Après plusieurs semaines de vacances, le conseil des ministres s’est réuni ce vendredi notamment pour concrétiser le dossier sur le taxshift. Hier soir, une concertation de crise s’est discrètement tenue afin de rétablir la confiance entre les vices-Premier ministres Kris Peeters (CD&V) et Alexander De Croo (Open VLD).

La semaine dernière, le ministre de l’Emploi et de l’Economie Kris Peeters s’en était vivement pris dans les colonnes du Soir à son partenaire de coalition, le ministre de la Coopération au développement Alexander De Croo.

Le CD&V avait fait du taxshift, le glissement de la fiscalité sur le travail vers d'autres sources de revenus, l'une de ses priorités. A peine l'accord conclu, une liste de ce que les chrétiens-démocrates n'avaient pas obtenu (une "shit list") a toutefois fuité sur un site internet. Alexander De Croo avait été pointé du doigt, même s'il a démenti être à l'origine de ces informations. Depuis, les deux vice-Premiers étaient en froid.

Afin d’entamer les nouvelles réunions en toute sérénité, une concertation de crise s’est discrètement tenue hier soir afin de rétablir la confiance. D’après le journaliste politique de la VRT, Johny Vansevenant, ces questions personnelles sont désormais réglées. "Tout le monde veut à nouveau se pencher sur le dossier", souligne-t-il.

A la sortie du conseil des ministres, Alexander De Croo a minimisé l’incident. D’après lui, la confiance est rétablie. "Celle-ci est nécessaire si l’on veut prendre des décisions. Le fait que nous en prenons montre que la confiance est là", a-t-il déclaré.

De son côté, Kris Peeters s’est également exprimé à son arrivée à la réunion : "La confiance et la loyauté sont des éléments essentiels pour réaliser des percées dans les dossiers difficiles", a-t-il rappelé.

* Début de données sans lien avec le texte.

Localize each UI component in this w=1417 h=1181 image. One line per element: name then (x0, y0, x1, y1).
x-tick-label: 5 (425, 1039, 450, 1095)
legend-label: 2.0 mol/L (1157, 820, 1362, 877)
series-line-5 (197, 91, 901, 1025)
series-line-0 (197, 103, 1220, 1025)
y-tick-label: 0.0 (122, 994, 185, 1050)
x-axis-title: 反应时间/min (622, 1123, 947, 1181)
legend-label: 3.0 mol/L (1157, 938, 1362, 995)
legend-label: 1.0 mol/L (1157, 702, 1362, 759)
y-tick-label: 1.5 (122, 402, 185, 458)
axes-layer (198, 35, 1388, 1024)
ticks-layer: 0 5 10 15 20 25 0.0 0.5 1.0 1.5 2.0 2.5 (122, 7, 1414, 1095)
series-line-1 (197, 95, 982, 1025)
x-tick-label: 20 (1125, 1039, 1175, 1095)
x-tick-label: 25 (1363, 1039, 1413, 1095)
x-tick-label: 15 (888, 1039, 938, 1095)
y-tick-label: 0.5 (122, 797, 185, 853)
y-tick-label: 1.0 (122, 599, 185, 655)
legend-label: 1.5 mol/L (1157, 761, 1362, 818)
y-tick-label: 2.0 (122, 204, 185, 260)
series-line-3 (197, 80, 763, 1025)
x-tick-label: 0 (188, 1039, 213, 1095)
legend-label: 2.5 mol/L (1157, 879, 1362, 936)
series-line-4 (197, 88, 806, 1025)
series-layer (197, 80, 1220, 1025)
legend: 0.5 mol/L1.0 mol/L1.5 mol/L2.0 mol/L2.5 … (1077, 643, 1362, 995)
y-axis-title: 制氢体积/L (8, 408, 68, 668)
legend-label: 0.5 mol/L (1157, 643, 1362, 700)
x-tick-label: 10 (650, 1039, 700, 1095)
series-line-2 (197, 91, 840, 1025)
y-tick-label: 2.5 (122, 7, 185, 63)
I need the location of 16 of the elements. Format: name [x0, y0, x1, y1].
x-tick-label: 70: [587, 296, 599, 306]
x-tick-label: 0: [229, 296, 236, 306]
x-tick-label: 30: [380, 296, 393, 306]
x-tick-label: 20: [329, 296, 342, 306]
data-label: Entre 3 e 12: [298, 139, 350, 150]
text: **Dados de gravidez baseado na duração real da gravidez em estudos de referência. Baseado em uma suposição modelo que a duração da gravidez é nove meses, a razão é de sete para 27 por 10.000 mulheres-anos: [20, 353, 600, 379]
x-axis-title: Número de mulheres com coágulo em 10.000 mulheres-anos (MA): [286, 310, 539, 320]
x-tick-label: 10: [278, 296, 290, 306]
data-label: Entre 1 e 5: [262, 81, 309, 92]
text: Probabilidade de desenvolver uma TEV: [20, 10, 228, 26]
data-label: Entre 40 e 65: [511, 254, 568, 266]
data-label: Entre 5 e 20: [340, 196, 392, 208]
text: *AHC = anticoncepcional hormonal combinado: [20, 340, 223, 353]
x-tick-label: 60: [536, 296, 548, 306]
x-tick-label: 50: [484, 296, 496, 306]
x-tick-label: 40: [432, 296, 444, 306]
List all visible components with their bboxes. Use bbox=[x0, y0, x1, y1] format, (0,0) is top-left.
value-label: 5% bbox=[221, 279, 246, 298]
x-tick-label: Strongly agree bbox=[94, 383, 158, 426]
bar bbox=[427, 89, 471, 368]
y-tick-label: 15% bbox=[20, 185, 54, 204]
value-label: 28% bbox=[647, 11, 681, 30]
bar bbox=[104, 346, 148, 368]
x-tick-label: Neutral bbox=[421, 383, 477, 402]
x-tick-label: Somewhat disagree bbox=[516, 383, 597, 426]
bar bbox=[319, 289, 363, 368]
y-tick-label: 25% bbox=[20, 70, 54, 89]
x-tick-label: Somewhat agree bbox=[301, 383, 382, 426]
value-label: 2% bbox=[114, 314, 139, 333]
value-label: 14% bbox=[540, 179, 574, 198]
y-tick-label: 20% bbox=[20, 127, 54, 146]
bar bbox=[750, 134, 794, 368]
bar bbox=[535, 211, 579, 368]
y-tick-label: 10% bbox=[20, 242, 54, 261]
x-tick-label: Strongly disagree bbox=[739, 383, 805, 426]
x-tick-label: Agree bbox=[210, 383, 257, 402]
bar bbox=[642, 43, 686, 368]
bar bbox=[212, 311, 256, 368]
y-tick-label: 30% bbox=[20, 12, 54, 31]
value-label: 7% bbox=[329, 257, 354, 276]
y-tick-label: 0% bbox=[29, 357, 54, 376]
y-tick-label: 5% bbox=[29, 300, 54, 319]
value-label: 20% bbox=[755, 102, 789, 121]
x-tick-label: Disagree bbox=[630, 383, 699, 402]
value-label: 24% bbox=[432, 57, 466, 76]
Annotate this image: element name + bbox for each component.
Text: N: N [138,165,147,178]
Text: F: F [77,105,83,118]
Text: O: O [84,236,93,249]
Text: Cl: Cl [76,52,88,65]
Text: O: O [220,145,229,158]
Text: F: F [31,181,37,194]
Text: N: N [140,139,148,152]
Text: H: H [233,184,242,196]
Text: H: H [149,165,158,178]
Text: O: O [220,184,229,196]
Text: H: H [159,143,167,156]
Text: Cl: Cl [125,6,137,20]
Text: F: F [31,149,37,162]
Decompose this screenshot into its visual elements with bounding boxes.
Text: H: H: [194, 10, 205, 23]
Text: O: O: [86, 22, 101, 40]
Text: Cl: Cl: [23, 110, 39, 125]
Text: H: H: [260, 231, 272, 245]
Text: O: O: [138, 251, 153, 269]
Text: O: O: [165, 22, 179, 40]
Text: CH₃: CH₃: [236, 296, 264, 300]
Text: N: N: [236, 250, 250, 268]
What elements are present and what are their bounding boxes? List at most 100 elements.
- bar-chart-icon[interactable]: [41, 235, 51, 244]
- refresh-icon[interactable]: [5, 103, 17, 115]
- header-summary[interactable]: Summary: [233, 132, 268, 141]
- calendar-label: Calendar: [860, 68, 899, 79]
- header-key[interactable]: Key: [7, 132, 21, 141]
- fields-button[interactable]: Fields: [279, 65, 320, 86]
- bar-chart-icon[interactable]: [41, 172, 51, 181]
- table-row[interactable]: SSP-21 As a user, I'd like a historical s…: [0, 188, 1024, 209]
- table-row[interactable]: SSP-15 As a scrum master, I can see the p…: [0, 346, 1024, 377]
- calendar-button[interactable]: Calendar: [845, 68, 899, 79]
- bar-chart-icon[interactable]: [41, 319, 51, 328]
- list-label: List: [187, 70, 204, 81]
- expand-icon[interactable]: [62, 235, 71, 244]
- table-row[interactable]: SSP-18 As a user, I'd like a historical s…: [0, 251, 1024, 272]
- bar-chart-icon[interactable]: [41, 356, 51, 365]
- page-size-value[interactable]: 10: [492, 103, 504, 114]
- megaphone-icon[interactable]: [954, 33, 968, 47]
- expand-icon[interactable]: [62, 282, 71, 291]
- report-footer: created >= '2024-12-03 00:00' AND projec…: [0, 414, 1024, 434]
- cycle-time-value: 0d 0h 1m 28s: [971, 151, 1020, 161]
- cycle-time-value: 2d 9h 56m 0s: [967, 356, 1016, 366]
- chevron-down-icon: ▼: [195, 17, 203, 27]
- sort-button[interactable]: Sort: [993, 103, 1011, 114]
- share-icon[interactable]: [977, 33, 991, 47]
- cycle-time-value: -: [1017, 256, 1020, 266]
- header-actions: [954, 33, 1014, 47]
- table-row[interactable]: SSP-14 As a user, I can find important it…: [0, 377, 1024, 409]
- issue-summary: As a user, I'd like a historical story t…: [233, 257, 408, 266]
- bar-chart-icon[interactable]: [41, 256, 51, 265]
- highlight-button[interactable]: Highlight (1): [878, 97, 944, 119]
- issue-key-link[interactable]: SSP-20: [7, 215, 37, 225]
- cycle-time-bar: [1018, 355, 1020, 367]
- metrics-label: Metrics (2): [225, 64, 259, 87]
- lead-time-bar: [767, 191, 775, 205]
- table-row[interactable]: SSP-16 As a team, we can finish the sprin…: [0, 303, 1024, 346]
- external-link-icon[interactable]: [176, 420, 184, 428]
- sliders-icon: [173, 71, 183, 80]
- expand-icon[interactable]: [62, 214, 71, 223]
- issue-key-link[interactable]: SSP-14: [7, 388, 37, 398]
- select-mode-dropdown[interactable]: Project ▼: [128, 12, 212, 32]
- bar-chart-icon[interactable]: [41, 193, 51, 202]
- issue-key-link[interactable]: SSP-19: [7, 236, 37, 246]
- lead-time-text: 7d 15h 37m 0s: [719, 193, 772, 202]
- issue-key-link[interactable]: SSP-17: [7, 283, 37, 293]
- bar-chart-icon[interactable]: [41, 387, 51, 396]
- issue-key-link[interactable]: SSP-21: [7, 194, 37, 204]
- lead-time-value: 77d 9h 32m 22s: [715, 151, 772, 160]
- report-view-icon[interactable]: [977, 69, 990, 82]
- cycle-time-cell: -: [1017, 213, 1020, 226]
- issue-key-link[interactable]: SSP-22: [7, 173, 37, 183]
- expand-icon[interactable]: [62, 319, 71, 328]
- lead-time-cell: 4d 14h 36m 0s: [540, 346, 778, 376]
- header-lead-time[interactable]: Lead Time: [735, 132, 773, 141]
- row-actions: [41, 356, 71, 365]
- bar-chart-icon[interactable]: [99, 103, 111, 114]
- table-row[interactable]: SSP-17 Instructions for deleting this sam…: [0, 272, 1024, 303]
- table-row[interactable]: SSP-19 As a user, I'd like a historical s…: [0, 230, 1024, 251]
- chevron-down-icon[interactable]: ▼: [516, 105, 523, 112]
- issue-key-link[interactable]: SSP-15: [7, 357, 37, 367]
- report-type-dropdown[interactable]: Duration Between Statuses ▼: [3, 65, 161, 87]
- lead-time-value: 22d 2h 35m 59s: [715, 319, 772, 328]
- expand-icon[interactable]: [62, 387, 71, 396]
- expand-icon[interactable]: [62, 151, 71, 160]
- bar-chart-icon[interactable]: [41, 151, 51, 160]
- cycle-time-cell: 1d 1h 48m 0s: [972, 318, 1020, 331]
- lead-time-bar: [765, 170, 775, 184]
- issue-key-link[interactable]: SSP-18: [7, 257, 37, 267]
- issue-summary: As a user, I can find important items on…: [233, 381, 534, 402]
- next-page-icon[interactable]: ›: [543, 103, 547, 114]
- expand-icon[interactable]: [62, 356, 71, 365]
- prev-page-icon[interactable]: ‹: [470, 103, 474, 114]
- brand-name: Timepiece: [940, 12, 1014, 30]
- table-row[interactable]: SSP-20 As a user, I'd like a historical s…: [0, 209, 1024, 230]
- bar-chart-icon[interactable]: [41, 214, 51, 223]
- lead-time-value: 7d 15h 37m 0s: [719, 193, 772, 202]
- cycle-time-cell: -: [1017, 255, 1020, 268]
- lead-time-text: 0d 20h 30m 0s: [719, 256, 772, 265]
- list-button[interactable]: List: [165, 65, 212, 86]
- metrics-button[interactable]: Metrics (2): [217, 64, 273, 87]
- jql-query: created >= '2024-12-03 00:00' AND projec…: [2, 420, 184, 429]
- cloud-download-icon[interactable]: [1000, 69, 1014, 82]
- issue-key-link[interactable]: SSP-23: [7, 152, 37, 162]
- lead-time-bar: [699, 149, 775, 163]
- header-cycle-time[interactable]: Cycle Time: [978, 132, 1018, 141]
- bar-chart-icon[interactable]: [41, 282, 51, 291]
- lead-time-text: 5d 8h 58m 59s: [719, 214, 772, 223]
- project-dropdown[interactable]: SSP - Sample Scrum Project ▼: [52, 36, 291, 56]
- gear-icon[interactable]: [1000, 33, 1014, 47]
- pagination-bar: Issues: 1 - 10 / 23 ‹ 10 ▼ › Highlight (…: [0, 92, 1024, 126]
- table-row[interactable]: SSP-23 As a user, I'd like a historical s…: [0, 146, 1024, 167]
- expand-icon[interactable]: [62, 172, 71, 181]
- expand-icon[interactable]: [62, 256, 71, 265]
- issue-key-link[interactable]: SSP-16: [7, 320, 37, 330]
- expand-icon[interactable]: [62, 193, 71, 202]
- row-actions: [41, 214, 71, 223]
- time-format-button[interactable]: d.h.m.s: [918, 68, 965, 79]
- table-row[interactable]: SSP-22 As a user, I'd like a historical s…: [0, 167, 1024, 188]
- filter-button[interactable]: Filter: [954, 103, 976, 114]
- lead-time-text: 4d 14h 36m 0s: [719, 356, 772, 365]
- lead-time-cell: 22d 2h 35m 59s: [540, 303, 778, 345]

D’aucuns espère que cette fin de crise est bien réelle, car les ministres ont du pain sur la planche. Plusieurs dossiers annoncent un automne chaud. Le gouvernement devra notamment concrétiser les mesures sur le taxshift d’ici mi-octobre, mais également gérer d’autres problématiques telles que l’accueil des demandeurs d’asile ou encore la menace d’un black-out.